Plamondon focuses her doctoral dissertation on narrowing the gap between research, and the needs of policy-makers or practitioners. Plamondon herself bridges this gap in her roles as regional practice leader, research and knowledge translation, at Interior Health and as a PhD student at UBC.

Patricia Marck, director of UBC’s Okanagan School of Nursing, describes the partnering between the university and Interior Health as an exceptional example of a relationship that produces better care within the health system.

“Katrina Plamondon and her supervisor Dr. Bottorff are both exemplars of researchers who understand the importance of engaging students, practitioners and communities in the research experience to ensure that evidence is used to improve health care. We are very fortunate to work with such talented scientists in our school.”

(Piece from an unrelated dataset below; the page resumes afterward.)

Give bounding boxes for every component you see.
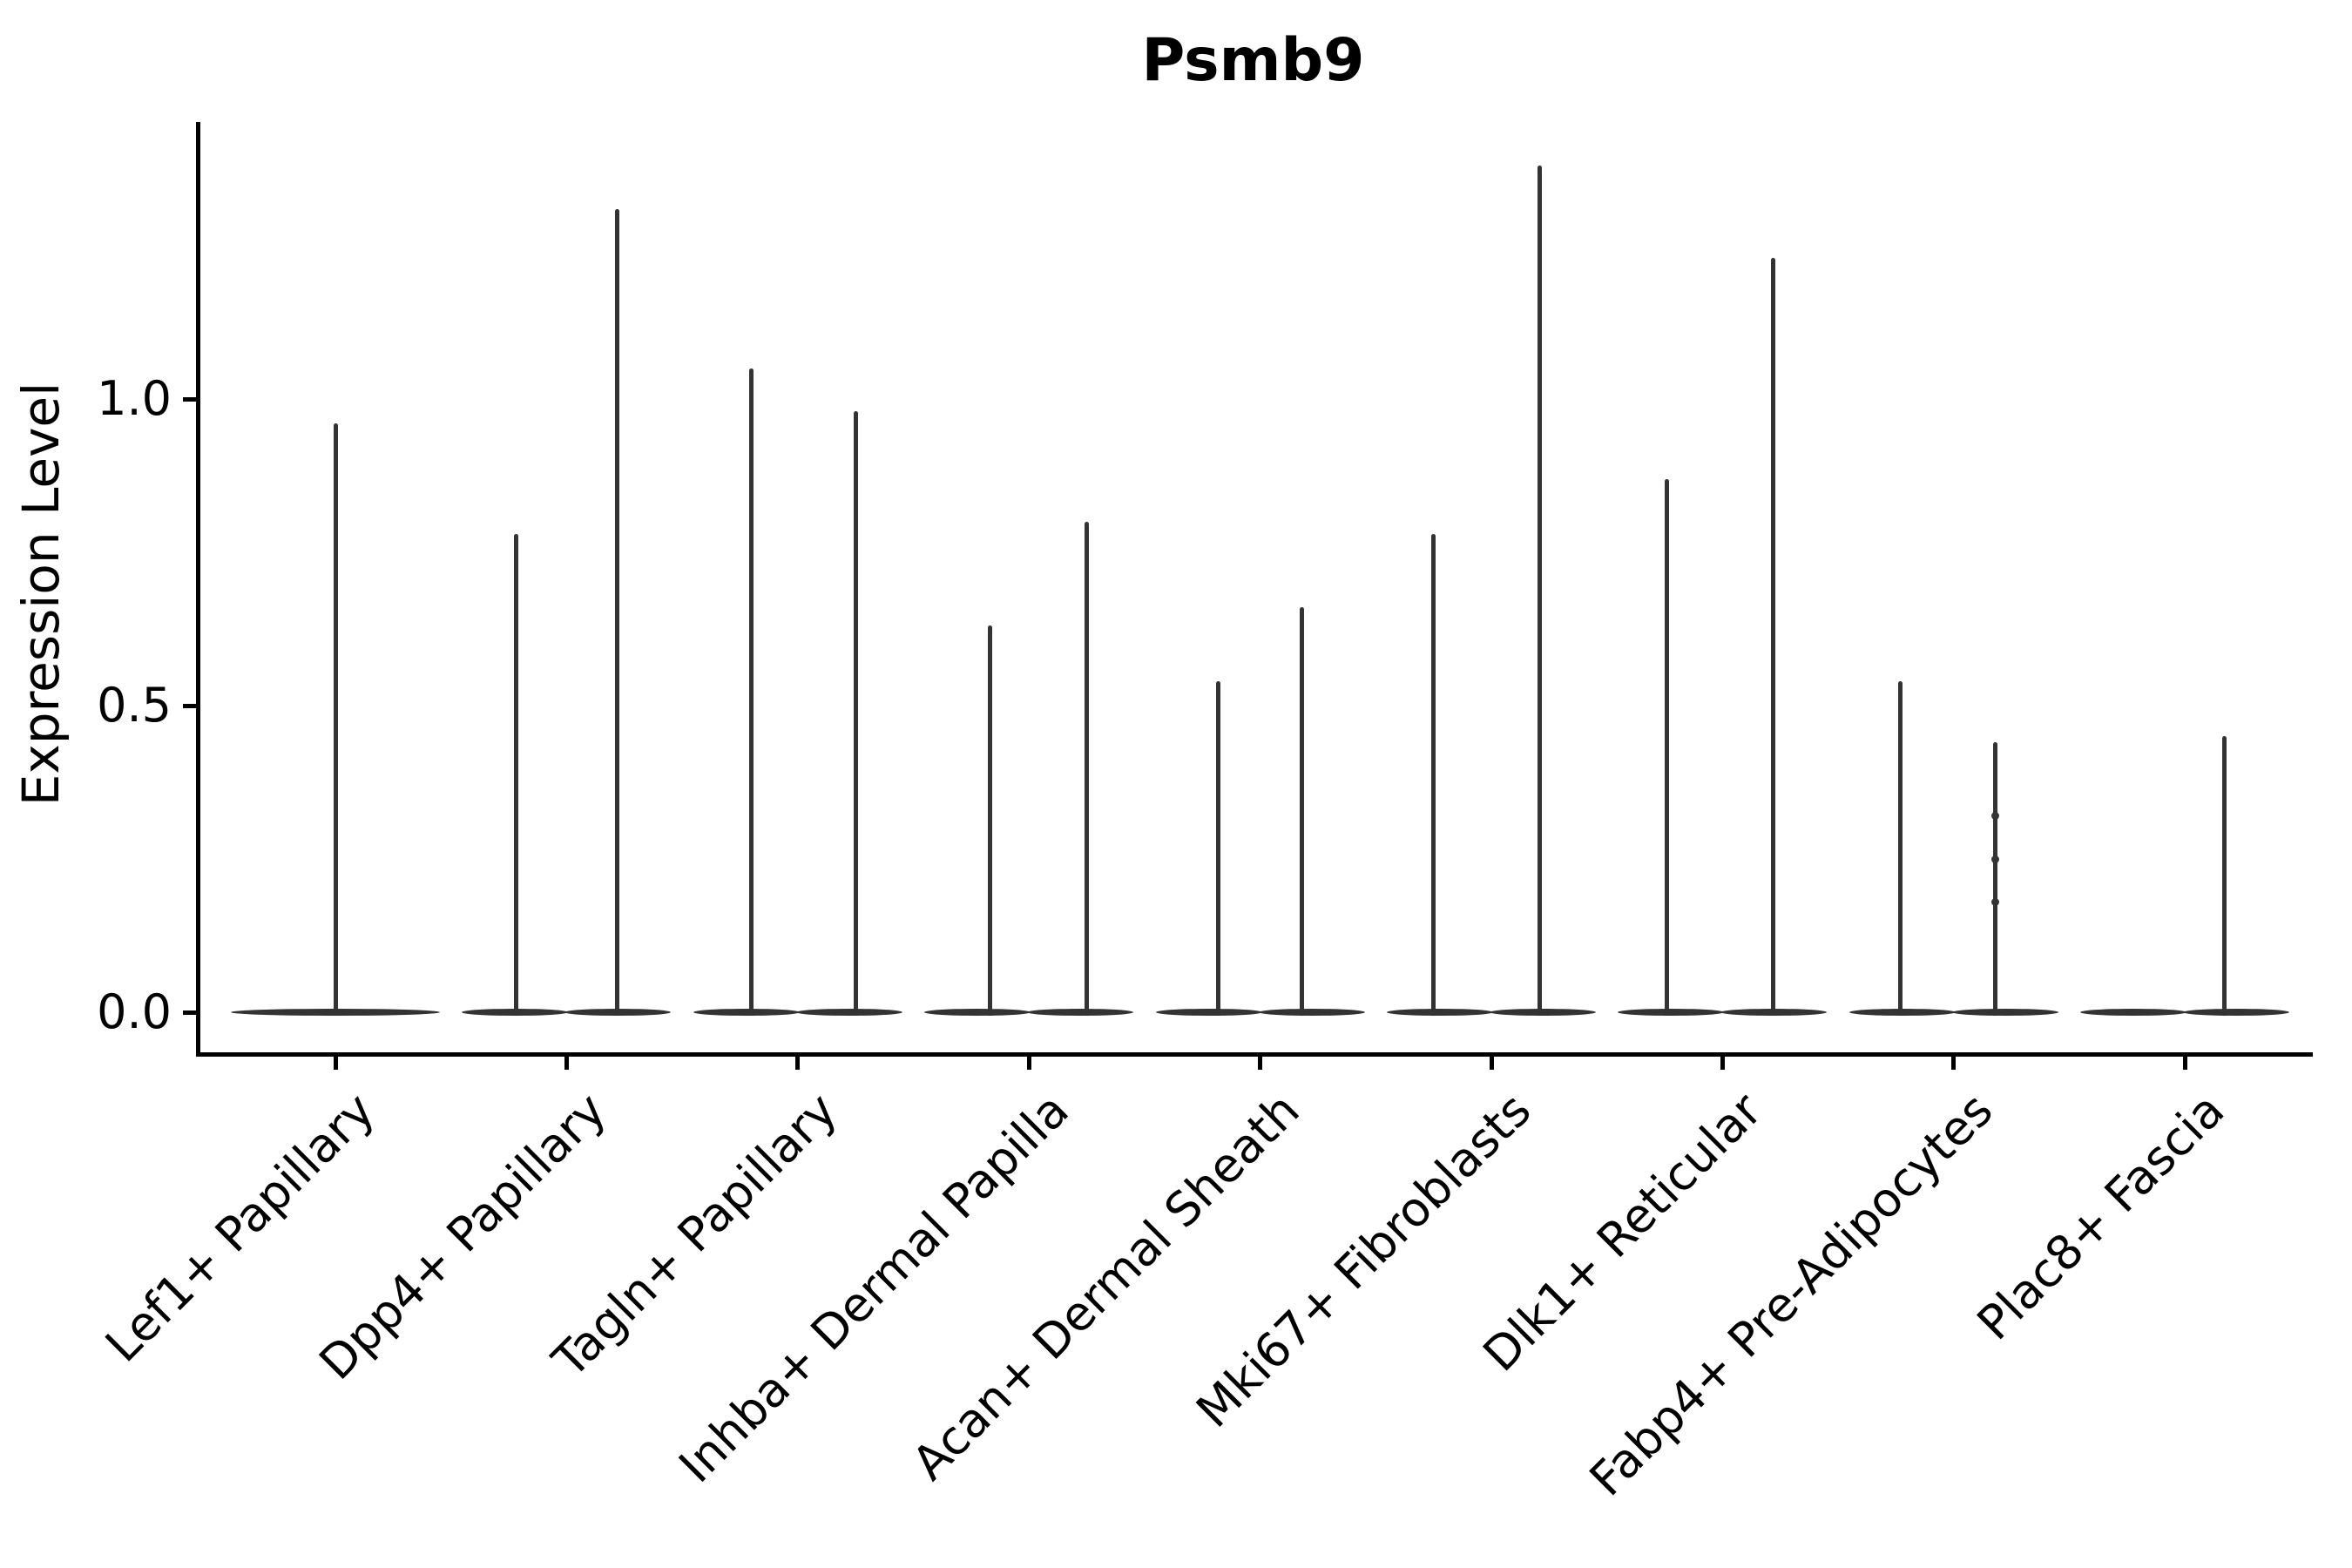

A self-described “knowledge broker,” Plamondon points to the need for inclusive partnerships to foster relationships between people in practice, policy, and research.

“If we pay attention to people across the health system, if we give a keen ear to the front lines — whether we are a researcher, practitioner, care aide or in housekeeping and laundry services — we can do a much better job at being responsive to practice and policy needs when we recognize how critical we each are in this inter-connected mesh that makes up our systems,” says Plamondon.